Indonesia berlimpah dengan sumber daya alam dan sumber daya manusia, tetapi sebagian besar penduduk masih hidup dalam kemiskinan. Prabowo Subianto menyebut kondisi ini sebagai paradoks Indonesia. Untuk membandingkan pencapaian ekonomi Indonesia, Prabowo mengungkapkan bahwa pertumbuhan ekonomi Tiongkok selama 30 tahun terakhir jauh melampaui Indonesia. Tiongkok menerapkan prinsip state capitalism, di mana seluruh cabang produksi penting dan sumber daya alam dikuasai oleh negara melalui BUMN. Di sisi lain, Indonesia cenderung menyerahkan pengelolaan ekonomi kepada mekanisme pasar, sehingga tidak menjalankan Pasal 33 UUD 1945 dengan sungguh-sungguh.
Prabowo juga mengkritik sistem ekonomi Indonesia yang didominasi oleh oligarki, di mana segelintir orang super kaya menguasai kekayaan negara. Keputusan politik juga berperan penting dalam menentukan kemiskinan atau kemakmuran masyarakat. Prabowo menyatakan bahwa Indonesia memiliki potensi untuk menjadi negara yang makmur dan sejahtera, namun diperlukan kearifan dalam pengelolaan kekayaan negara dan kebijakan politik yang tepat.

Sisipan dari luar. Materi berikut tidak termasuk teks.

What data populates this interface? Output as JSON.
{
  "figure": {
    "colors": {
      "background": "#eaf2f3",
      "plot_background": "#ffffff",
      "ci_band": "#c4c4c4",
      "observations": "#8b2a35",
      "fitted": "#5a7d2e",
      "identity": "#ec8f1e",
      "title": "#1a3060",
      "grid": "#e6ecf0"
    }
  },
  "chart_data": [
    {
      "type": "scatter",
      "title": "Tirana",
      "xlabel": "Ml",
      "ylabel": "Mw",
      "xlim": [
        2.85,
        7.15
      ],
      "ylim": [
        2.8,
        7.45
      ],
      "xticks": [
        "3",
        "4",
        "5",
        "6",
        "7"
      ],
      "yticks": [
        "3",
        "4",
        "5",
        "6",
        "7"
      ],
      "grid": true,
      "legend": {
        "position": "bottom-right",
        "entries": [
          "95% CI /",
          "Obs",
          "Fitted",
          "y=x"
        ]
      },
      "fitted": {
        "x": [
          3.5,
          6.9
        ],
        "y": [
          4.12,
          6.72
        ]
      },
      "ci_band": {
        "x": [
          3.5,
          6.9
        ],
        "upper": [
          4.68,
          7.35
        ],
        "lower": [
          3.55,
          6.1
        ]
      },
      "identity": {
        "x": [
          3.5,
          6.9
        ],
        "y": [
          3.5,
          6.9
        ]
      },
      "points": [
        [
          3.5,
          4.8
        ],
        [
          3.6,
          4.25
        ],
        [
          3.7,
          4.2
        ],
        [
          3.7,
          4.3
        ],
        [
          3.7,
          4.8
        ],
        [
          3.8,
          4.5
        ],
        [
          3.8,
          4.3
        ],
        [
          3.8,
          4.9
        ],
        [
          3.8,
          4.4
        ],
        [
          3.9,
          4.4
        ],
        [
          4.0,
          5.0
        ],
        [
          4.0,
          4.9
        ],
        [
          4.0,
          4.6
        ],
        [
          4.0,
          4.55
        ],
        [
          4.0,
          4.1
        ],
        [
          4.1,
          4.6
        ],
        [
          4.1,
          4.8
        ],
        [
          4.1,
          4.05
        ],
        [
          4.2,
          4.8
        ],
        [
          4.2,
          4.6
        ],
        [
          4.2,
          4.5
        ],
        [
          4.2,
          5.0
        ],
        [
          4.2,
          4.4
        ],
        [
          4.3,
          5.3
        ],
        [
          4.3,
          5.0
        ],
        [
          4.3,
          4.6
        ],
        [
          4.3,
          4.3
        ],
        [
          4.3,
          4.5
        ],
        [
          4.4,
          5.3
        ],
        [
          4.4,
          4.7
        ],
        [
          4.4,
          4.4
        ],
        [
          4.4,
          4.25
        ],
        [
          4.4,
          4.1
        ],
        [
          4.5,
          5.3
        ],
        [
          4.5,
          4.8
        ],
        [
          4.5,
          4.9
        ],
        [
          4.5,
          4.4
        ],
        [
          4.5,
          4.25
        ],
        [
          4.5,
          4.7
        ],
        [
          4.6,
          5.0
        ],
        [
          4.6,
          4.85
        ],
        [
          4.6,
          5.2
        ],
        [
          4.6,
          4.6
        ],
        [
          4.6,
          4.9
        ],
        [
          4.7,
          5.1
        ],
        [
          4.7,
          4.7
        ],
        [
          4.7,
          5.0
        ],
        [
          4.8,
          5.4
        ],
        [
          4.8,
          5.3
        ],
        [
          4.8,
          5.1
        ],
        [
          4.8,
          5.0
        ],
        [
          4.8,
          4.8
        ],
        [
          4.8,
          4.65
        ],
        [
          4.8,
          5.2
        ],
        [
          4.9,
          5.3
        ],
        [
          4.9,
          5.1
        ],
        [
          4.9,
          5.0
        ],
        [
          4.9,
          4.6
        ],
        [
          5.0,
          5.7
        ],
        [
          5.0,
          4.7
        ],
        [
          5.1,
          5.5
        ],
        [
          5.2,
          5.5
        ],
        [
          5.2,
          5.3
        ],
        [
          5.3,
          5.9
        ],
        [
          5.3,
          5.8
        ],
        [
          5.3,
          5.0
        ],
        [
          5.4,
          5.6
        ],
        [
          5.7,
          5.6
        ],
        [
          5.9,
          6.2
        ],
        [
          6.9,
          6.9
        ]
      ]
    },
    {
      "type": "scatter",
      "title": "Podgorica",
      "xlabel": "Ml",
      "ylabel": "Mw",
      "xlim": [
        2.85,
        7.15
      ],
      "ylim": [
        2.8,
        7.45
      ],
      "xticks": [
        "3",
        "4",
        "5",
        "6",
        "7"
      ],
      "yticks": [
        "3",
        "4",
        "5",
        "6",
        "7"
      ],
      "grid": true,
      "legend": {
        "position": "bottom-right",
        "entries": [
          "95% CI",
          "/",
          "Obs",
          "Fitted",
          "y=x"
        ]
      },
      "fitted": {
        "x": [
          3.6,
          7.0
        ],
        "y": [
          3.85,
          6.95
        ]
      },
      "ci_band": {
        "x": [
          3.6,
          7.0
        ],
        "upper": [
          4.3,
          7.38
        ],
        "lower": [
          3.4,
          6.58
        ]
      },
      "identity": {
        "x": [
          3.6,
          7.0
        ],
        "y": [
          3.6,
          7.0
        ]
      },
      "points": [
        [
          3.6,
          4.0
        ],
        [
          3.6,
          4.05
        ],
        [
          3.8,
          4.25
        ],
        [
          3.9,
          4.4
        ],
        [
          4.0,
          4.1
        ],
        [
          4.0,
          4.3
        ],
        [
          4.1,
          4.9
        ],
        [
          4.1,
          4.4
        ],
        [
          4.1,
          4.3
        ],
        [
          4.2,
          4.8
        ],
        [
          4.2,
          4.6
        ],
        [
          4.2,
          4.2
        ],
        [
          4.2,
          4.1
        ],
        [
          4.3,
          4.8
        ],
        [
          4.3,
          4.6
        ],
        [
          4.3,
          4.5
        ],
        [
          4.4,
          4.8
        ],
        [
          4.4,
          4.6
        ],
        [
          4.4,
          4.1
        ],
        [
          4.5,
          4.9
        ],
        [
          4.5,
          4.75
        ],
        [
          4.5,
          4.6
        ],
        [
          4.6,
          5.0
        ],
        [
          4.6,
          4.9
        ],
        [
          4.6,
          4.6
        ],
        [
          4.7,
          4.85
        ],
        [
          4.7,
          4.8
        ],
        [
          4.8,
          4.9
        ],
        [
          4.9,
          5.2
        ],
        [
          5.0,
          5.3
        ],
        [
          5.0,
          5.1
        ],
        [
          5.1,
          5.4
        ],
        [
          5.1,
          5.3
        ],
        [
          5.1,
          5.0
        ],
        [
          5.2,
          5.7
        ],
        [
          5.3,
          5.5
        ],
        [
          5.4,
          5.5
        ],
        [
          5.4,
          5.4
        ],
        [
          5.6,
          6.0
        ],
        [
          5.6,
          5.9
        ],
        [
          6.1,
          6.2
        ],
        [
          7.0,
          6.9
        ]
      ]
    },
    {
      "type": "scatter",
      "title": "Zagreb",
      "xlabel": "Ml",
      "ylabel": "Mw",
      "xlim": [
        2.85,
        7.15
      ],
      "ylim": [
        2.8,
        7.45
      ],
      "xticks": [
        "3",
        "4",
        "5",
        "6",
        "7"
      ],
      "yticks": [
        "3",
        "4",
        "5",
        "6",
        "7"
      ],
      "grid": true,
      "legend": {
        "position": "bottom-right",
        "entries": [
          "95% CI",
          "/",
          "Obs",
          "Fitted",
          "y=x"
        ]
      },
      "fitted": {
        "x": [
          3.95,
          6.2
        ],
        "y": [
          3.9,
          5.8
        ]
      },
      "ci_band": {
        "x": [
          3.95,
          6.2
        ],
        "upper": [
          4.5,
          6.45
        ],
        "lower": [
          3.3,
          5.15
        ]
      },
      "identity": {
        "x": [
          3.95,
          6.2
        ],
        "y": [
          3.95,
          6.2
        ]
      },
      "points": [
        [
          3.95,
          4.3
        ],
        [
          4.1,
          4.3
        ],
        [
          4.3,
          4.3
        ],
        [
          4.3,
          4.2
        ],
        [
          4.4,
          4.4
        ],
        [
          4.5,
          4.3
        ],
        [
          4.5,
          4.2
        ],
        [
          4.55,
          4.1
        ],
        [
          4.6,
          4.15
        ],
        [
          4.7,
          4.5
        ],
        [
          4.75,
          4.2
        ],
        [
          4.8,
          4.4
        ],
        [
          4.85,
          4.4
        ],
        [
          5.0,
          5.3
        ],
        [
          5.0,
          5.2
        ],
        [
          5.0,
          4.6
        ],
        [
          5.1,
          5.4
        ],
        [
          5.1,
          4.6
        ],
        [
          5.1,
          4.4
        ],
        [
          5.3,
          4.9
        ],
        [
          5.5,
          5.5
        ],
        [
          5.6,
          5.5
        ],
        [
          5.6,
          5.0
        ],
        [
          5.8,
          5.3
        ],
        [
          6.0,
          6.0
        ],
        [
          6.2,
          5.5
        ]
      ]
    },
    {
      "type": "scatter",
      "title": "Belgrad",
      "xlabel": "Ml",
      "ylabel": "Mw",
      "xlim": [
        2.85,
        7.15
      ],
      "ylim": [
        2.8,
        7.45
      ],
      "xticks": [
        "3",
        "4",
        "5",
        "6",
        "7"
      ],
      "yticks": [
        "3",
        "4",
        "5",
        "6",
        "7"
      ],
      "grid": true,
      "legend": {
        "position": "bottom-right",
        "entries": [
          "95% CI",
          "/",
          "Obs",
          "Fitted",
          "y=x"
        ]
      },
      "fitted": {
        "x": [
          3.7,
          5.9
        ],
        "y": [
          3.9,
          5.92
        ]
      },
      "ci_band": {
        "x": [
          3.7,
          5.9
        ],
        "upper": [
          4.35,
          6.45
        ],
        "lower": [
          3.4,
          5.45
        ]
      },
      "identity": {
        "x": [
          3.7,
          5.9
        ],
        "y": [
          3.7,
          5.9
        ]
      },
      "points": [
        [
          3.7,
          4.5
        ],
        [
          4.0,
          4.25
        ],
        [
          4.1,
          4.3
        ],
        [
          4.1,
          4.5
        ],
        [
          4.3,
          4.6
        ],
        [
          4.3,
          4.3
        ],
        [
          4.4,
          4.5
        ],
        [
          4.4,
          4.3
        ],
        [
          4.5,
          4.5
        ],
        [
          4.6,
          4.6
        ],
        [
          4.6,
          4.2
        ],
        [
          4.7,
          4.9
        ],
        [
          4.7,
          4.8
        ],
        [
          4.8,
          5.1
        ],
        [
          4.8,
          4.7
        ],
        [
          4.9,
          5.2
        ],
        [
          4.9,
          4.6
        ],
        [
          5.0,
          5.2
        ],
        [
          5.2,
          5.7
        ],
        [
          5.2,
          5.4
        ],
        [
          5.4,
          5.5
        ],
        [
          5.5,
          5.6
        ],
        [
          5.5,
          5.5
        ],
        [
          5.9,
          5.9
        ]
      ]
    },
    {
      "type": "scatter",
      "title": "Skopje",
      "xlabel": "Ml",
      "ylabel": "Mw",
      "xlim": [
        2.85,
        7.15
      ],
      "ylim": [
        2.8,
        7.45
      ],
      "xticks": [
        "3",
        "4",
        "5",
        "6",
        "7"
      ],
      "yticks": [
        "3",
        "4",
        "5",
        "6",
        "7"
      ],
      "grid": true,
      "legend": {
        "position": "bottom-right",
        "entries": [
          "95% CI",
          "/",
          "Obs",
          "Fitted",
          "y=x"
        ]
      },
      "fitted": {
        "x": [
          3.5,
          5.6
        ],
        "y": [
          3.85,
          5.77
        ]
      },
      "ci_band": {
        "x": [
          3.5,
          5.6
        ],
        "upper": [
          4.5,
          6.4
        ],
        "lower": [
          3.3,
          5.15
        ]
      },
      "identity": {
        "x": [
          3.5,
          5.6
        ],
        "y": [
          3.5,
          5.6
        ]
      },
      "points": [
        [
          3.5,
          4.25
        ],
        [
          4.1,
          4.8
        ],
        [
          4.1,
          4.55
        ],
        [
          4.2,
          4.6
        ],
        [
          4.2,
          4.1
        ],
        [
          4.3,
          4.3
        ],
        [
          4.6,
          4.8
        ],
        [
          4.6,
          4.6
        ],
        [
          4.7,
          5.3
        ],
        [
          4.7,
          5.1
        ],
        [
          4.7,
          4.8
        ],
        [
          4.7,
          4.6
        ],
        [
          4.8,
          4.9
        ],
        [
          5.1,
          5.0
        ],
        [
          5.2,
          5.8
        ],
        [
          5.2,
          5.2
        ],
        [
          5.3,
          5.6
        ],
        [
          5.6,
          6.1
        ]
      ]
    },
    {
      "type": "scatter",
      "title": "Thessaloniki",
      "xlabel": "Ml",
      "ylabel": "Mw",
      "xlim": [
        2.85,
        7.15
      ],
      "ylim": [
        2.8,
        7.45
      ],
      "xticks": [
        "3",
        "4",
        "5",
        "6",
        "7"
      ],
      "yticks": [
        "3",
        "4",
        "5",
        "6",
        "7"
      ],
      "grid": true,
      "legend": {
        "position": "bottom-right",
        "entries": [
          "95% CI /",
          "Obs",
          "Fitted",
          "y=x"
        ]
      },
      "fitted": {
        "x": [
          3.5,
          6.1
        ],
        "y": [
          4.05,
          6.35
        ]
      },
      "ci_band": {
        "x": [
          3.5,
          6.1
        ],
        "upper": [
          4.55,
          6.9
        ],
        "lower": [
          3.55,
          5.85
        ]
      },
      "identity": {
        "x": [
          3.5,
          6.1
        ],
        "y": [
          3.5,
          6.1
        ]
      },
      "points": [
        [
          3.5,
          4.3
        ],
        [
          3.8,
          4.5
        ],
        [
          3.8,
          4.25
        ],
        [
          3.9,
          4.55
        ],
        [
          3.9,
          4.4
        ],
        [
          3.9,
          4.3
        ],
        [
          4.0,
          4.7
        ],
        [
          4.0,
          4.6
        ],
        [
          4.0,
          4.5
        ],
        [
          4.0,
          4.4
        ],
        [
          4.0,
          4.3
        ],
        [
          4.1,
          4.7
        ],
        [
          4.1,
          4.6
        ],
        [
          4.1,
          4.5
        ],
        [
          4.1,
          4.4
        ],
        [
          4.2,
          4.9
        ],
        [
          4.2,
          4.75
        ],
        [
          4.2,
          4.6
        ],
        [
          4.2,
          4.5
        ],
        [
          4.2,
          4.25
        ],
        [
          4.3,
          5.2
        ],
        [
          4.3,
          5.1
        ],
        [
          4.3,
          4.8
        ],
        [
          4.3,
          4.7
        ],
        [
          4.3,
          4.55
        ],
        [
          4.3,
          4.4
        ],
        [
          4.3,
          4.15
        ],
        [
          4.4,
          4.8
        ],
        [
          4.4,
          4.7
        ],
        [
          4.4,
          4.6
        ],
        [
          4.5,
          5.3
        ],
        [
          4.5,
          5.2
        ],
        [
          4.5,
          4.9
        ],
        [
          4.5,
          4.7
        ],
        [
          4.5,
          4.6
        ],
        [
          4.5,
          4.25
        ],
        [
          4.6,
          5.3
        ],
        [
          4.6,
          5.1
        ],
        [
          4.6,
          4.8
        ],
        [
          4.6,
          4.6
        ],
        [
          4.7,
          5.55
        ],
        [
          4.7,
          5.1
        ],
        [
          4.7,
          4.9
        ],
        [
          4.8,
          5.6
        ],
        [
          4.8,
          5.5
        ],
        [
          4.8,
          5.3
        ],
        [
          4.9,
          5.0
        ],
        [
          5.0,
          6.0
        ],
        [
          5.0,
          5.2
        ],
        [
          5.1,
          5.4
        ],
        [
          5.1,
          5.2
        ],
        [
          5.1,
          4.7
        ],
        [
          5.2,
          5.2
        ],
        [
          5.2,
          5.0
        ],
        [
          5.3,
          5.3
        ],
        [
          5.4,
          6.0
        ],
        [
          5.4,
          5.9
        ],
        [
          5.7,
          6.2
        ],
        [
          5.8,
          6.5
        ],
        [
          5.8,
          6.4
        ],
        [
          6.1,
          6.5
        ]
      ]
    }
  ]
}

Prabowo menegaskan bahwa penting bagi Indonesia untuk mencapai pertumbuhan ekonomi dua digit agar dapat keluar dari perangkap negara menengah. Pertumbuhan ekonomi di bawah angka 10% dianggap akan sulit untuk membawa Indonesia keluar dari kondisi middle income trap. Prabowo mengajak semua pihak untuk menyadari pentingnya pertumbuhan ekonomi yang tinggi agar Indonesia dapat menjadi negara yang maju dan bersaing dengan negara-negara lain.